Maybe I'll be able to unmask him along the way... *heh heh heh* 

Captcha says unix. Unixcorn! 

submitted by Red, age 14, Elsewhere
(November 26, 2013 - 6:26 pm)

1. I would refuse. Those "reality" shows all made up, anyway. If they offered me the lead in some not-so-cheesy fantasy TV show (think Game of Thrones, but for kids/teens), I'd definitely take it.

2. I would have to ask my mom, but if it was a dachshund, I'd take it, since we're looking for one anyway. I'd trust an angel to pick out a good one.

3. Look skeptical. Darth Vader was supposed to have died, so I'd suspect the people who show up of impostering in order to steal money. If, however, it was the real Darth Vader, I'd have to ask for something in return for my $5 allowance--an autograph, for instance. But I don't think US dollars are legal tender in other galaxies.

submitted by Everinne, age 14, Death Star
(November 23, 2013 - 9:29 pm)

1. What would you do if a reality TV crew came and asked if they could film you for a reality TV show?

No thanks. I value my reputation. 

 

2. What would you do if an angel descended out of the sky and gave you a puppy?
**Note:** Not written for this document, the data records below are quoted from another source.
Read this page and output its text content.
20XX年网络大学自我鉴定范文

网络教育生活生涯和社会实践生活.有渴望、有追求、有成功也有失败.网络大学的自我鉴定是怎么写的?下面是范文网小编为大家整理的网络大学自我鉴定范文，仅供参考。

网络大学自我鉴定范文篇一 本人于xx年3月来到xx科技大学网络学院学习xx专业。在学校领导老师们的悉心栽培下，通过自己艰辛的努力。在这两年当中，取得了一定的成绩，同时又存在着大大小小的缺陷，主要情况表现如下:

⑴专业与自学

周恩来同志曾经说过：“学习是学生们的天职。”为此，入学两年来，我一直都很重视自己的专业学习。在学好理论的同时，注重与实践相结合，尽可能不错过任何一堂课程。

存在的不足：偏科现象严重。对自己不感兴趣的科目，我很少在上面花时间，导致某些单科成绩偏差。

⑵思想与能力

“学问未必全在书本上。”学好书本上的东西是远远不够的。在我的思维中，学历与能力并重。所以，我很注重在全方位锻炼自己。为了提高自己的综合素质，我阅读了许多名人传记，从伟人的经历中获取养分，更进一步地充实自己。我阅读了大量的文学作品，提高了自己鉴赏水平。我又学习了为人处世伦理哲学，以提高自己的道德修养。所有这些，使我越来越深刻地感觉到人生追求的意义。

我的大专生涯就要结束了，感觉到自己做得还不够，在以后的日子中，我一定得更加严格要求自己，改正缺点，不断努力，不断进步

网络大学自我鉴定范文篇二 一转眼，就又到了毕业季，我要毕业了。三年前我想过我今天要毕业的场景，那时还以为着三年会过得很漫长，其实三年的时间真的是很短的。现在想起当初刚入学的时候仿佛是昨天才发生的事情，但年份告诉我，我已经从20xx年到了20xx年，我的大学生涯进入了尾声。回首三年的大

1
Puppy! Oh, no. Did you say angel? Takes the puppy slowly, looking at the angel without blinking until it left. 

 

3. What would you do if Darth Vader and his Stormtroopers came to your
door asking for donations to fund the construction of the Death Star?

Sure! I'll give you some money. *if* I get to oversee it, too. 

submitted by Blackberry E., age 14
(November 24, 2013 - 12:17 pm)

1. What would you do if a reality TV crew came and asked if they could film you for a reality TV show?

Tell them it was obviously a mistake since I have no life worth watching... 

2. What would you do if an angel descended out of the sky and gave you a puppy?

Well, that would really suck considering my mom is allergic to dogs. Ask for something else. I mean, I still want a gift. Just not a dog.

3. What would you do if Darth Vader and his Stormtroopers came to your door asking for donations to fund the construction of the Death Star?

Be absolutely confused since I don't know what any of this stuff means. Give him a half-eaten sandwich as a donation. Give a winning smile, then slam the door in his face.

Piece of cake.

submitted by Nora the Singer, age 13, New Jersey
(November 24, 2013 - 4:27 pm)

1 (what wld u do if tv crew asked abt reality show): I would say, "no."

2 (angel w/ puppy): Say, "Sorry, my mom does not allow the keeping of puppies."

3 (Darth Vader fundraiser): Give him money so he wouldn't destroy me.